Mimo to – jak zapewnia prezydent – 2020 rok był dobry dla budżetu miasta. Przychody wyniosły 372 mln złotych, a wydatki 342 mln. Pierwszy raz od lat wynik konta urzędu był dodatni i to aż o 29 mln złotych. Same inwestycje wyniosły 24 mln złotych. Zadłużenie miasta oscylowało w graniach 107 mln złotych, co stanowi 28,7% wskaźnika dopuszczającego 60% zadłużenia. Mimo kryzysu gospodarczego na całym świecie, miasto nie przestawało inwestować. Rozpoczęto budowę Zintegrowanego Centrum Przesiadkowego przy dworcu PKP, ale pozyskiwano też środki zewnętrzne, za które powstaje np. ulica Wolności. Radni uwag co do działalności prezydenta w roku 2020 nie mieli. Tomasz Budasz otrzymał od Rady Miasta Gniezna wotum zaufania stosunkiem głosów 16 za, 0 przeciw i 4 głosach wstrzymujących.

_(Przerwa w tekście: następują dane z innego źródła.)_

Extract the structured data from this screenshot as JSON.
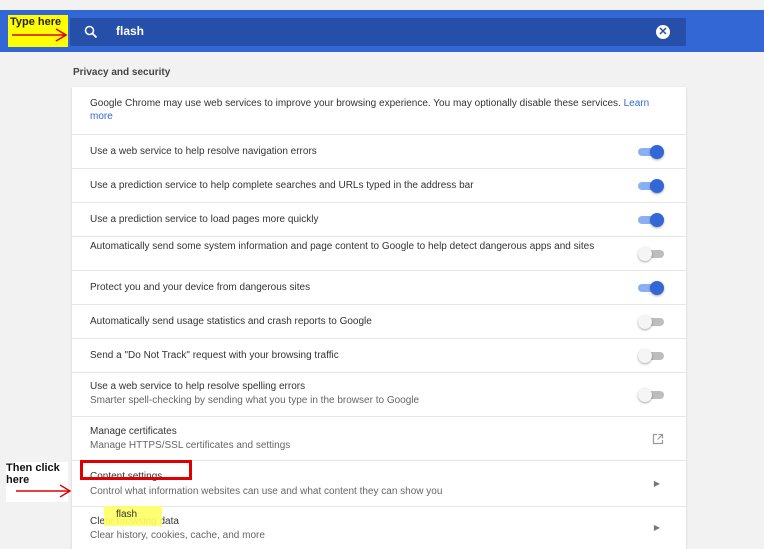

Opozycja: Prezydent miał trzy słabe punkty
Emocje przyniosła dyskusja nad udzieleniem absolutorium prezydentowi. O ile radni koalicyjni i niezrzeszeni uwag do działań Tomasza Budasza nie mieli, poważne zarzuty pod jego adresem wystosował klub Prawa i Sprawiedliwości, słowami jego przewodniczącego – Pawła Kamińskiego. Radny wyliczył trzy słabe – w ocenie jego klubu – punkty prezydenta. Pierwszy z nich to niskie nakłady inwestycyjne w roku 2020. Wyniosły one 7% budżetu, kiedy rok wcześniej było to 17%. Radny zarzucił tu też brak dużych inwestycji o poważnym znaczeniu, które pchną Gniezno w rozwoju cywilizacyjnym, a urzędnicy mieli skupiać się przesadnie na wielu mniejszych inwestycjach. – Nie ma pomysłu na rozwój miasta, a obracamy drobiazgami typu skwerki, parki, skateparki, place zabaw i wybiegi dla psów – wyliczył radny. Drugi negatywny punkt w ocenie P. Kamińskiego, to decyzja o sprzedaży tzw. „złotego runa”, czyli najatrakcyjniejszej miejskiej działki za szpitalem „Dziekanka”. Miasto otrzymało za nią 27 mln złotych brutto. – W dobie kryzysu gospodarczego nie powinno się sprzedawać takich nieruchomości. Robi się to, kiedy istnieje potrzeba i wiemy, że sobie z budżetem nie poradzimy. Tutaj budżet zostałby zrealizowany bez tej sprzedaży – zauważa P. Kamiński. Wytknął też prezydentowi, że ten w sprawie sprzedaży wykonywał nerwowe ruchy. – Jednego miesiąca traktuje tę nieruchomość jako zabezpieczenie na przyszłość, a kolejnego zarządza przetarg na jej zbycie. Czy to ktoś na prezydenta naciska? Czy prezydent jest przez kogoś zmuszany do podejmowania takich decyzji? Co stoi za taką zmianą w dobie kryzysu? – dopytywał radny, doszukując się w tym świadomych działań T. Budasza.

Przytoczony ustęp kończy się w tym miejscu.